Casey smiles - small and watery, but there nonetheless - and Roger breathes a sigh of relief. "What else did you name?"
"I mean, it was mostly cars, but some people named their computers."
"I had a friend who named her phone and just kept adding numbers when she had to replace it. It was Duchess O'Brien the eighth last I'd heard."
"I know some Yokai named their weapons, but I never really kept track of those. It was more of a Battle Nexus fandom thing."
Another Yokai leans in - a four eyed lizard whose name Roger could never remember no matter how hard he tried - and Roger shuts up. She's in charge of security now, and honestly she intimidates him. She looks around - at him, at Rem, at Casey - and then intones seriously, "I once named a kitchen appliance Toasty McToastFace."
There's a beat of silence. Casey has a lopsided grin growing on his face, like he doesn't get the joke but he knows it is one, and that's enough to lift his mood.
And then Rem doubles over, cracking up, and Bob smiles carefully. "Really loved that toaster, huh?"
"It was my closest friend," the lizard Yokai replies, deadpan as hell, before leaving the conversation.
Casey turns that confused grin on Roger. "Was she serious?"
"Kid, I have no idea.
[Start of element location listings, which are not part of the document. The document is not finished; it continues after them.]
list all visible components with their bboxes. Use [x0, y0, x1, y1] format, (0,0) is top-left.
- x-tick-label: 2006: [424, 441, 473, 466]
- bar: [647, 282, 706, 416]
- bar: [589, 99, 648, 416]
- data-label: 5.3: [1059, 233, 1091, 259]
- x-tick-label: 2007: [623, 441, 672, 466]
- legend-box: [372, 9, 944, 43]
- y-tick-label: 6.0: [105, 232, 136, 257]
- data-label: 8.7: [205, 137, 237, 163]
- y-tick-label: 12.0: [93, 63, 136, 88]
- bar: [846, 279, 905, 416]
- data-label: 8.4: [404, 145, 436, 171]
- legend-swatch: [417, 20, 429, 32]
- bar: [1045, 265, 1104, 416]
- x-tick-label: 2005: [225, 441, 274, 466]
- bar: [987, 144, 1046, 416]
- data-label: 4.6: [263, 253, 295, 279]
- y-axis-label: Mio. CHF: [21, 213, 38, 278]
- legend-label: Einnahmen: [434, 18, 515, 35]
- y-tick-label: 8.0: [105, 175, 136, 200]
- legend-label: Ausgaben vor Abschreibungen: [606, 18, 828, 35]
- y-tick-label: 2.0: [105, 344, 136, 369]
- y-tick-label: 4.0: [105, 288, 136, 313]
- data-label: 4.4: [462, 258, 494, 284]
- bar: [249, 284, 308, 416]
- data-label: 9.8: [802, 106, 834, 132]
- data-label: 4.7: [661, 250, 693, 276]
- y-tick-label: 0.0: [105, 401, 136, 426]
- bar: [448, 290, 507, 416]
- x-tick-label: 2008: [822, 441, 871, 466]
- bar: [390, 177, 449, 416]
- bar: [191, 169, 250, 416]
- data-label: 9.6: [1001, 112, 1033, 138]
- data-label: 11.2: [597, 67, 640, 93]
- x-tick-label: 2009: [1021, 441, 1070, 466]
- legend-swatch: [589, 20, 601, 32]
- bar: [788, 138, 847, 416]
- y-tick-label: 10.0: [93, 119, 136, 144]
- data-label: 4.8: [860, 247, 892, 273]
Some people are just really into this kinda thing."
Rem finally straightens up, wiping a tear from her eye with a paw. "Ohhhh boy. Oh, I needed that." She turns her smile back on Casey. "Point being, naming something makes it a little more real, and makes you a little more likely to take care of it. The system here...already has a name. We're just saying thank you, you know?"
The grin on Casey's face settles down into consideration. "Yeah, I think I do. I- Thanks. I'm gonna-" He waves at the door to finish his sentence.
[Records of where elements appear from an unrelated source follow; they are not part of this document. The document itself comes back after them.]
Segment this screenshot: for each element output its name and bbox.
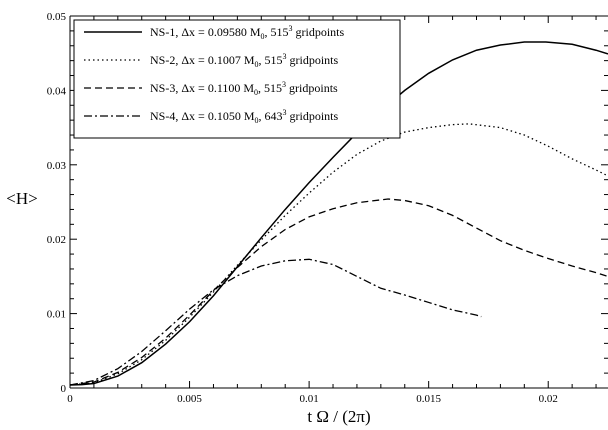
y-tick-label: 0.05 xyxy=(47,11,67,23)
axes-layer: 0 0.005 0.01 0.015 0.02 0 0.01 0.02 0.03 0.04 0.05 xyxy=(47,11,608,405)
x-axis-title: t Ω / (2π) xyxy=(307,407,370,426)
y-tick-label: 0.04 xyxy=(47,85,67,97)
legend-label-3: NS-3, Δx = 0.1100 M0, 5153 gridpoints xyxy=(150,80,338,97)
series-line-1 xyxy=(70,41,608,386)
series-line-4 xyxy=(70,258,482,386)
y-tick-label: 0 xyxy=(61,383,67,395)
y-tick-label: 0.03 xyxy=(47,160,67,172)
x-tick-label: 0.005 xyxy=(177,393,202,405)
y-axis-title: <H> xyxy=(6,189,37,208)
series-line-2 xyxy=(70,123,608,386)
x-tick-label: 0.01 xyxy=(299,393,318,405)
x-tick-label: 0.02 xyxy=(539,393,558,405)
x-tick-label: 0.015 xyxy=(416,393,441,405)
x-tick-label: 0 xyxy=(67,393,73,405)
y-tick-label: 0.02 xyxy=(47,234,66,246)
series-line-3 xyxy=(70,198,608,386)
legend-label-4: NS-4, Δx = 0.1050 M0, 6433 gridpoints xyxy=(150,108,338,125)
legend: NS-1, Δx = 0.09580 M0, 5153 gridpoints NS… xyxy=(73,19,401,139)
legend-label-1: NS-1, Δx = 0.09580 M0, 5153 gridpoints xyxy=(150,24,344,41)
y-tick-label: 0.01 xyxy=(47,309,66,321)
legend-label-2: NS-2, Δx = 0.1007 M0, 5153 gridpoints xyxy=(150,52,338,69)
series-layer xyxy=(70,41,608,386)
legend-box xyxy=(73,19,401,139)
"Go for it, kid." Roger waves him off as he departs, then sighs once he's gone. "God, that kid is just hemmhorraging family, isn't he."
"We all are, Roger, it's the fucking apocalypse." Rem flicks an ear.
"Yeah, but still. It's rough." There's a second or two of silence. "Also, if he says it in front of Master Leonardo, I'm denying all knowledge of this conversation."
"Spirits, same."
Roger learns a few days later - from Rem, of course - that Casey has named his chainsaw hockey stick Killer, because it's what his mom used to call him. Well damn, if kids like him are gonna be the future, then maybe they have some hope after all. He raps on a wall lightly, just below where the power conduit is mounted. "I know you didn't have a lot of time with the kid, but you did a good job." He can't help but smile. "Thanks, Raph."